Espera-se uma poupança da ordem de 40% com este primeiro concurso — que acabou por ser ganho pela Octapharma, porque esta foi a empresa que apresentou a melhor proposta. Foi “um concurso completamente isento, rigoroso e transparente”, efectuado através do método de diálogo concorrencial e que envolveu seis empresas, tendo apenas duas apresentado propostas, refere.

Hospitais usam pouco plasma do Instituto

Mas o que é isso do fraccionamento do plasma? O assunto é complexo. “Há dois tipos de plasma: um para transfusão e o outro que é fraccionado para extracção de medicamentos, como a albumina, as imunoglobulinas e os factores de coagulação que são utilizados em hemofílicos e em queimados”, exemplifica o médico.
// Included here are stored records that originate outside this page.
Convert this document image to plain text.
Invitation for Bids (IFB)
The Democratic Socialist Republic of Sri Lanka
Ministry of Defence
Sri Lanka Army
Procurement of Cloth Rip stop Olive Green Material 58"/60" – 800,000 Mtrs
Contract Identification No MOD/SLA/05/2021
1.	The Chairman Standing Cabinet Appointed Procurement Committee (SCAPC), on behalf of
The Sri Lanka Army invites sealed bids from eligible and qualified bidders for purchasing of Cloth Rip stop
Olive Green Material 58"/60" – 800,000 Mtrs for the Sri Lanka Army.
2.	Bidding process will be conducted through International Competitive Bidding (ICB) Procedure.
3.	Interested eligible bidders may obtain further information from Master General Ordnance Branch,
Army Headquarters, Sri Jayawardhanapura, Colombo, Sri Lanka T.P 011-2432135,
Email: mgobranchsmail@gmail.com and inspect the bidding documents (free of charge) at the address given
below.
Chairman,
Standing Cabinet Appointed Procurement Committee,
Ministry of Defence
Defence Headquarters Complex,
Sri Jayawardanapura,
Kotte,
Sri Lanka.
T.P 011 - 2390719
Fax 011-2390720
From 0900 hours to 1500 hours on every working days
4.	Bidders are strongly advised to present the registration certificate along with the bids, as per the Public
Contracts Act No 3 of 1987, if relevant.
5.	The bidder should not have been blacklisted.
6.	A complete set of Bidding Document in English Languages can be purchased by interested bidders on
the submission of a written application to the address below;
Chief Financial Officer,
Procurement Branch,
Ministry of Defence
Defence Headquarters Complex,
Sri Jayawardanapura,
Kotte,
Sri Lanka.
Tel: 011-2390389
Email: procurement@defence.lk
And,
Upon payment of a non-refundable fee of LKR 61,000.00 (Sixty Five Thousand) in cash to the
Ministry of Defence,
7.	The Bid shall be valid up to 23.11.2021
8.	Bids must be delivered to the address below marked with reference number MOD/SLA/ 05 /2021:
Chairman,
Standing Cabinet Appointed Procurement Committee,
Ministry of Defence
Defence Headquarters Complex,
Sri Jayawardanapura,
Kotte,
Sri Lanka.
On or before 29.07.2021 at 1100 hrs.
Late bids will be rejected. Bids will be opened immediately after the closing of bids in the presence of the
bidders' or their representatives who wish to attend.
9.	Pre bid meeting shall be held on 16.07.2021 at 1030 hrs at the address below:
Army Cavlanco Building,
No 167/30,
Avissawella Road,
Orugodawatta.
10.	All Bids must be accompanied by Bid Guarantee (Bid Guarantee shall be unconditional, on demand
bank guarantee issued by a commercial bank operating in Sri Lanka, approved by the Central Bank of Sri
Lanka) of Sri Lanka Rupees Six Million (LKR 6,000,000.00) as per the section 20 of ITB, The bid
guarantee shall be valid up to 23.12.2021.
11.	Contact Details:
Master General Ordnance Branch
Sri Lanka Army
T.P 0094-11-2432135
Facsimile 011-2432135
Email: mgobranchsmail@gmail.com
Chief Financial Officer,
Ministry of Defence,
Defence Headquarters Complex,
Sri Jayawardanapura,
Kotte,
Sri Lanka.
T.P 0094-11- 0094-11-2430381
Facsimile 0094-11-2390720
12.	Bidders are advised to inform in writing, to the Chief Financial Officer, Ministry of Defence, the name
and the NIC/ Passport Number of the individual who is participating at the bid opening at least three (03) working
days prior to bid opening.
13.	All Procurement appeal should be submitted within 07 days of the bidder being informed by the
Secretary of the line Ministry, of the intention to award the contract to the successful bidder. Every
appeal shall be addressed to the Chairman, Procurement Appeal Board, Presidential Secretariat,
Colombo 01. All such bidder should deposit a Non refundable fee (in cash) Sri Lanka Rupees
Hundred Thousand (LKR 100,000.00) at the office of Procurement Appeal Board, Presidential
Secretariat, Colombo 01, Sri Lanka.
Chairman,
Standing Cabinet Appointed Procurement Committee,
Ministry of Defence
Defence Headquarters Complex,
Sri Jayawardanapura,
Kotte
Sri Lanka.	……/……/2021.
Em relação ao plasma para transfusão, há ainda três tipos, sintetiza Almeida e Sousa: o plasma de quarentena [que fica congelado quatro meses], o inactivado  pelo método do IPST (amotosaleno) e que é feito no instituto e o plasma inactivado pelo método solvente detergente — cuja patente é detida pela Octapharma.

O plasma inactivado pelo método da Octapharma é o que tem sido preferido pelos hospitais do Serviço Nacional de Saúde (representa ainda hoje cerca de 90% do total), apesar de este ano “já ter aumentado significativamente o número de pedidos” do inactivado pelo IPST, afirma o médico. Ou seja, apesar de haver plasma português à disposição, poucos hospitais o usavam para transfusões, preferindo o produto da multinacional. 

Um dos argumentos dos hospitais tem sido o de que o método de inactivação viral patenteado pela Octapharma elimina o prião que causa a nova variante da doença de Creutzfeldt-Jakob. Mas não há casos desta doença em Portugal desde 2012, recorda Almeida e Sousa.

Além disso, o IPST tem também desde há dois anos plasma português inactivado pelo método solvente detergente, um processo que encomendou por ajuste directo à Octapharma, a para que não houvesse ruptura de fornecimento dos hospitais. “É curioso que existindo plasma português inactivado pelo método solvente detergente, a preferência dos hospitais tivesse continuado a ser não adquirir ao instituto. É uma situação estranha”, considera.

Além do “preconceito” que parece fundamentar esta atitude, o presidente do IPST admite que a questão do hábito e de alguns critérios clínicos, que não contesta, possam pesar nesta decisão. “Mas estamos muito empenhados em que o plasma do instituto possa vir a ter uma preferência mais alargada dos hospitais. Vamos criar todas as condições, para que haja maior adesão”.

O protocolo agora assinado com os hospitais surge na sequência do despacho publicado em Dezembro de 2016 e que determinou que fosse o Estado a aproveitar o plasma colhido nas dádivas de sangue em Portugal e a assegurar que não é desperdiçado. Portugal gasta muito dinheiro a importar medicamentos derivados do plasma (48 milhões de euros em 2015).

Mas a nova estratégia implica que se crie uma estrutura de transporte, logística e armazenamento. Se hoje são os hospitais que tratam do transporte, no futuro vai ser necessário montar um sistema de recolha do plasma dos hospitais e, mais tarde, ter uma rede também para a sua distribuição, admite.